The most interesting point in this translation is the function for head of a list. In HOL, this is a total function on lists. When we import it into Nuprl, we must prove that the interpretation returns a value on every list, empty or not. Since hhd is polymorphic, given an arbitrary type and the empty list as an argument, it must choose some arbitrary member of the type as output. Thus we must give hhd a nonconstructive definition in Nuprl. However, we can prove that this function is the same as Nuprl's hd when the list is non-empty. This gives us a conditional rewrite which goes through for this example theorem.
In general, the rewriting of imported theorems is completely automatic, except for cases like hhd, where we may occasionally be left with a subgoal to verify the condition of some conditional rewrite. Usually such conditions are proven automatically.

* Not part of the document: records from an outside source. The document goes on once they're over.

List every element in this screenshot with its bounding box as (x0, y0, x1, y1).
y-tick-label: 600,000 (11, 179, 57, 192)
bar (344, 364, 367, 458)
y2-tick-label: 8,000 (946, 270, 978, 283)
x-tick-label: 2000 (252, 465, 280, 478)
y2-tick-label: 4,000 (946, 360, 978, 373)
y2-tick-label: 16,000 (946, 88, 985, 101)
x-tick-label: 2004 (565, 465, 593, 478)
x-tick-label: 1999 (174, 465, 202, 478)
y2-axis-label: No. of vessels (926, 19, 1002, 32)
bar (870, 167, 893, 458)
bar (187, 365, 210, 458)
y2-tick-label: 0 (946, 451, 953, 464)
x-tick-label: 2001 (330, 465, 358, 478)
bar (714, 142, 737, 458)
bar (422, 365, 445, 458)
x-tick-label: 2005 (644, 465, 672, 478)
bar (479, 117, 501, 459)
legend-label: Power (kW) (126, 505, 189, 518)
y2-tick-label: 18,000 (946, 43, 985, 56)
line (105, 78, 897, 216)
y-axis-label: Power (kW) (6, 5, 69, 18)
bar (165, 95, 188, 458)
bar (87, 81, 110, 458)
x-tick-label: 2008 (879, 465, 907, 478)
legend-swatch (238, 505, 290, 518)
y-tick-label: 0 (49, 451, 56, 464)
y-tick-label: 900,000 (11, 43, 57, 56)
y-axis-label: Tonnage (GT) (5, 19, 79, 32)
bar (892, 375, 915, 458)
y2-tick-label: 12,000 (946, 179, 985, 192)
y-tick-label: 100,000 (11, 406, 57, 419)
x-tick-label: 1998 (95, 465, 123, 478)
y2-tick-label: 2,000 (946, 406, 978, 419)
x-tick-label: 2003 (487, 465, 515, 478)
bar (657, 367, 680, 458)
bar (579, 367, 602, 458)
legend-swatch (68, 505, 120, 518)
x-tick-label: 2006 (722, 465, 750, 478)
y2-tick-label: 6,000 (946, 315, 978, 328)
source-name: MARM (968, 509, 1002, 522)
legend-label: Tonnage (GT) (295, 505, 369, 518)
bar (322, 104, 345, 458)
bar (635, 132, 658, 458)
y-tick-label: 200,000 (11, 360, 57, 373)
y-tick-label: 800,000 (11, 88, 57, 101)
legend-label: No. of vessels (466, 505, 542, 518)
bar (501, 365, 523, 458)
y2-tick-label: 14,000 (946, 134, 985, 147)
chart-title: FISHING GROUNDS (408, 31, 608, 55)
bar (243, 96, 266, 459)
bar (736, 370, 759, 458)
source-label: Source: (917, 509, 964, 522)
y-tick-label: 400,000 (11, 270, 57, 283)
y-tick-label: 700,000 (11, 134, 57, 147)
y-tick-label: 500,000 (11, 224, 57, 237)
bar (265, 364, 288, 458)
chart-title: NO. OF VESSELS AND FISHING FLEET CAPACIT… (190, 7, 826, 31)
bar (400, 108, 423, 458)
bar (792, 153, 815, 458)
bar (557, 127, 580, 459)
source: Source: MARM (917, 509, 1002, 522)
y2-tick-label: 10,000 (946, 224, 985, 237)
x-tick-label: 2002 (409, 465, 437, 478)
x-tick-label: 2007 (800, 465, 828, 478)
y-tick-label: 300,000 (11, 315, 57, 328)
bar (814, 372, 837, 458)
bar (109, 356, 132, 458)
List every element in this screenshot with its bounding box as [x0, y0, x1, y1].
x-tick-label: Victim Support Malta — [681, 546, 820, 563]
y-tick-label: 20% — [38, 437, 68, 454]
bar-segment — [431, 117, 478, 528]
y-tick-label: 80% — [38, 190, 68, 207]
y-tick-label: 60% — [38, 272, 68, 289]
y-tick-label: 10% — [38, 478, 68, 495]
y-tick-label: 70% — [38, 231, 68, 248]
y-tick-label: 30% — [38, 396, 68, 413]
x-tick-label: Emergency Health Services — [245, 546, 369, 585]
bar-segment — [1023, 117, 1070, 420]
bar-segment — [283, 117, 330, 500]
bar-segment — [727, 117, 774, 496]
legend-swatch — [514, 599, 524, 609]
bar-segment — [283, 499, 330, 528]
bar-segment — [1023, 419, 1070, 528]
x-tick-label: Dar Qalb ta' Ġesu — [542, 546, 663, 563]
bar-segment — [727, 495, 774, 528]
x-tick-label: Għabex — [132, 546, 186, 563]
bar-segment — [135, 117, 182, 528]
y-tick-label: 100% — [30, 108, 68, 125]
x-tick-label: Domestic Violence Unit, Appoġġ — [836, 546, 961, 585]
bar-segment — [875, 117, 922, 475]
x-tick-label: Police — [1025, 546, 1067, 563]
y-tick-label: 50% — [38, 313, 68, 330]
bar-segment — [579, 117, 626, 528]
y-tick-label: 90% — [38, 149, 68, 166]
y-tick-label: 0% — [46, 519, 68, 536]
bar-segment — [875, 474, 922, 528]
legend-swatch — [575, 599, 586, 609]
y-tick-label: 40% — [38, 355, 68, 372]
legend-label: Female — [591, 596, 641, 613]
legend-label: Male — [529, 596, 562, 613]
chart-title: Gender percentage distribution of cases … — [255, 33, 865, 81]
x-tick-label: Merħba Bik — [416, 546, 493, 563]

One obvious limitation of the implemented connection between Nuprl and HOL is that it is one-way. It should be possible to reverse the rewriting described above, so that many Nuprl theorems could be written into a form appropriate for HOL, but there would remain the problem that the theorem's constants are interpreted, i.e. are defined as particular Nuprl terms, whereas in a counterpart in HOL the constants would be abstract, i.e. declared in a theory signature and possibly constrained by axioms. Although the constructive interpretation of HOL mathematics is ultimately useful in Nuprl, there is no fundamental reason why much of the mathematics built in Nuprl on top of imported math could not be done at the same level of abstraction as in HOL, delaying interpretation until necessary.
We plan to expand the Nuprl/HOL prototype link in several ways. First, we will use the mechanisms described elsewhere in the proposal for structuring and organizing Nuprl libraries to account for HOL's notion of theory. Building on this, we will make the connection 2-way, allowing certain chunks of mathematics developed in Nuprl to be exported to HOL. Also, there are a number of practical problems that need to be addressed. These include: general robustness and ease of use; incrementally exchanging growing theories; system support to help a user ensure that their mathematics is exportable, when desired; more automation for determining interpretations of constants from HOL theories within Nuprl; and more automation and organization for specifying the correspondences used in rewriting, e.g., imported HOL facts into their Nuprl-friendly form.
We see no fundamental problem to implementing a connection between PVS and Nuprl along the Nuprl/HOL lines discussed above. Other provers, for example Coq [7], should be possible too. This gives the possibility of constructing shared libraries of basic mathematics. Some libraries, like list theory, will be basic enough that they can be shared between most systems that can be interpreted in the LPE. Of course, this will often require rewriting to put the theorems in the form most appropriate for the particular prover. Other libraries may rely on features, such as higher-order logic, present in only some systems.
One hindrance to this idea of sharing mathematics is that currently, most theories are simply not designed for reuse. Users tend to do demand-driven development of basic theories, only doing enough to complete the proof of the ultimate theorem of interest, and investing little thought in abstractions that would make the theories more reusable. This is a problem not unique to theorem-proving, of course, and the solution should be mostly a matter of motivation and will.